John Cowan <cowan@ccil.org> wrote to me Thu, 08 Nov 2007 about the ratio of L1-L2 speakers in English, well worth quoting.
Needless to say, John is completely right !

 

. .However, I must take issue with your claim that the position of

English today is comparable uniquely with that of Latin.  If there was

a period when Latin had more L2 than L1 speakers, it was surely during

Imperial times, when Latin was by no means dead but had not yet fully

differentiated into the Romance languages.  There may well have been more

L2 speakers in Gaul, Britain, Africa, and the other western provinces

than native speakers throughout the empire.

 

But this was commonplace in pre-modern empires of every sort.  It was

very likely true of Alexander's empire as well, and provably true of the

Persian Empire, which after abandoning dead Akkadian went on to adopt

Aramaic as the standard language of record-keeping and communication

throughout the empire, for if educated men were rare, actual Arameans

were even rarer.

 

In modern times, there are quite a few languages with more L2 than

L1 speakers: a googling of Ethnologue comes up with Afrikaans, Bulu

(Cameroon), Indonesian, Sango (Central African Republic), Sranan

(Surinam), Swahili, and Thai; there are undoubtedly more.  Swahili is

particularly notable, with an L2/L1 ratio of almost forty to one.

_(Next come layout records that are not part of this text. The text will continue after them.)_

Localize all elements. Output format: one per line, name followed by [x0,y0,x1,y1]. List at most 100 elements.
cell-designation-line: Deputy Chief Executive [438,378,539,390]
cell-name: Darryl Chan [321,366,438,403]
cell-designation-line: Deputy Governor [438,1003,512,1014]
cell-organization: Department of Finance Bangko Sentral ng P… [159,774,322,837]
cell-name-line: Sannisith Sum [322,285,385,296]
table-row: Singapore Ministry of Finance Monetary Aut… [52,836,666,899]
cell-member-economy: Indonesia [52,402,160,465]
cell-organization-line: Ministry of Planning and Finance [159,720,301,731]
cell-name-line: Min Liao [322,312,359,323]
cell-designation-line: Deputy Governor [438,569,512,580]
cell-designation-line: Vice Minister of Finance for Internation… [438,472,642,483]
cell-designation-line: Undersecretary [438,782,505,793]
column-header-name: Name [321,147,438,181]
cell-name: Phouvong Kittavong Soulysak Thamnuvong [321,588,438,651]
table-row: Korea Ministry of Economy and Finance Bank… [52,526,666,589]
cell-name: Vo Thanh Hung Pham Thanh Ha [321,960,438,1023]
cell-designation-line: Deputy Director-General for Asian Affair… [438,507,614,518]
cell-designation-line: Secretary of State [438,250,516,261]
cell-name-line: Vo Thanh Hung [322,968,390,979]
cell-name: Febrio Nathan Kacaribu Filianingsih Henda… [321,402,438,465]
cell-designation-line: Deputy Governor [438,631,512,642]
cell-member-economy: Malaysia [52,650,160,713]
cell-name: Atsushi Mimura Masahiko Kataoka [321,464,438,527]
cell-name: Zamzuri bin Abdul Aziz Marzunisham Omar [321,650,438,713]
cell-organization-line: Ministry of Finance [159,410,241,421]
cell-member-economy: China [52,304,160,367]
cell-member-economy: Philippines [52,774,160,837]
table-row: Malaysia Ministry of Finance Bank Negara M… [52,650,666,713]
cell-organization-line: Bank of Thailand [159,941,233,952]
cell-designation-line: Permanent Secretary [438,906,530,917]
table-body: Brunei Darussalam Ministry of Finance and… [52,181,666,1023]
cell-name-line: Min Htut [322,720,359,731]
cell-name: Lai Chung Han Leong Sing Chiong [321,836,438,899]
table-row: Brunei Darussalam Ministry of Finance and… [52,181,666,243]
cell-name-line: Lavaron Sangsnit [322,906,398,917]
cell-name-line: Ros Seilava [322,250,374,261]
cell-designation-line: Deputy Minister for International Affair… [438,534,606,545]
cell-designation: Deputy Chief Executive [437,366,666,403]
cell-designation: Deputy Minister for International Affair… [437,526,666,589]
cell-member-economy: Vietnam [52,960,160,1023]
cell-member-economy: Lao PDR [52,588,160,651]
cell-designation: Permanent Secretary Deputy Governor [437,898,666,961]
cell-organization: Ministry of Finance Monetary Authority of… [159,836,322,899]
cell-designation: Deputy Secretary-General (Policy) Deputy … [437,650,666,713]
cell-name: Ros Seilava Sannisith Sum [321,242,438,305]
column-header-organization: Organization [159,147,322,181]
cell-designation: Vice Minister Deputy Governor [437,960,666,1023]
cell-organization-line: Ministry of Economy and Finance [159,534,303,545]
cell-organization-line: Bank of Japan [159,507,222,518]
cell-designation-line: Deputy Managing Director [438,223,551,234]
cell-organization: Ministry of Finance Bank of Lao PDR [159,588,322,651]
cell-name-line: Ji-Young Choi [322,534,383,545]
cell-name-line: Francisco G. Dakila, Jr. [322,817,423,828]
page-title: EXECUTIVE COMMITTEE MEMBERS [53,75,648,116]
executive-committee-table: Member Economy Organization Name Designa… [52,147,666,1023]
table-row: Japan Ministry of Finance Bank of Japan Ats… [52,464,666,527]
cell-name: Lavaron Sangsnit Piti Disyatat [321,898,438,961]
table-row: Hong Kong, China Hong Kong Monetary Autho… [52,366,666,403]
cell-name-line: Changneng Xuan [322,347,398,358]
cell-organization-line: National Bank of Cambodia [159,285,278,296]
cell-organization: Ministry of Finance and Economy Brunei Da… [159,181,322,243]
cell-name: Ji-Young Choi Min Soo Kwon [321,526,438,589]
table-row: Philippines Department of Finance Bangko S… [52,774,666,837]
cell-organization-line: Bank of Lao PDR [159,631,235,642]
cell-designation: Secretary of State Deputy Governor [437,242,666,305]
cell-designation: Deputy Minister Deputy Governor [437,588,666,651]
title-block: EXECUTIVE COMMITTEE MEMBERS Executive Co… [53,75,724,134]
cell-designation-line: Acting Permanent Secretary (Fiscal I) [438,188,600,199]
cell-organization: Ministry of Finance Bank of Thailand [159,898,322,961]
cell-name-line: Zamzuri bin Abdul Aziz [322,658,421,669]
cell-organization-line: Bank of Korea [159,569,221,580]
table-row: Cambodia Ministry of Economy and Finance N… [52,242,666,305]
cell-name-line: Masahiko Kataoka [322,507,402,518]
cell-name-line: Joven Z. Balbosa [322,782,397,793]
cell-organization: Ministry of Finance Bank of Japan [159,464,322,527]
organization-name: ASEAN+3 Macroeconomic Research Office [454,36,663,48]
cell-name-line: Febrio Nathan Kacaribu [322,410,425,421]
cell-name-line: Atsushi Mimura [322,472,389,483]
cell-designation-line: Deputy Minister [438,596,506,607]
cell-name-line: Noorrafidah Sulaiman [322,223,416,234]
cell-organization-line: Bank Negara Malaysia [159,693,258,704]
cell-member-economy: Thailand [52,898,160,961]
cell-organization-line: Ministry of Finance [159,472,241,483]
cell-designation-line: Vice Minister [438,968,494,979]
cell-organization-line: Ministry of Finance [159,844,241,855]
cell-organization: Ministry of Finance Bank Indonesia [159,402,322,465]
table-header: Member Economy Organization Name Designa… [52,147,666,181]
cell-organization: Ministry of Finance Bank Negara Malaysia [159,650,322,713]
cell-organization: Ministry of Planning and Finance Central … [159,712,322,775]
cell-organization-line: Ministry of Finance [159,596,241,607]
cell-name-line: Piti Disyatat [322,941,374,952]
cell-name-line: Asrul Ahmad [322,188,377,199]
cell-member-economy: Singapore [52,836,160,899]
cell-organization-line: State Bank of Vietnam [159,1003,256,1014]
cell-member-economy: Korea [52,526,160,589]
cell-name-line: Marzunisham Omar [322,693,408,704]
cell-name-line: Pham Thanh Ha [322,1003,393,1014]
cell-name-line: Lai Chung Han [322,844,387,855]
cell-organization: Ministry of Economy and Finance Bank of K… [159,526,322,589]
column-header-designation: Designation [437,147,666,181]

Creoles that have become national languages also have this property:

almost everyone in Vanuatu speaks Bislama, but less than one in twenty

are native speakers.  Admittedly none of these has the worldwide reach

of English, being confined to particular nations, as indeed were the

imperial languages, including Latin, listed above.

 

So I don't think any claim for Latin and English "cross[ing] an

extraordinary threshold" can be sustained.

Thank you John for this note - I stand corrected!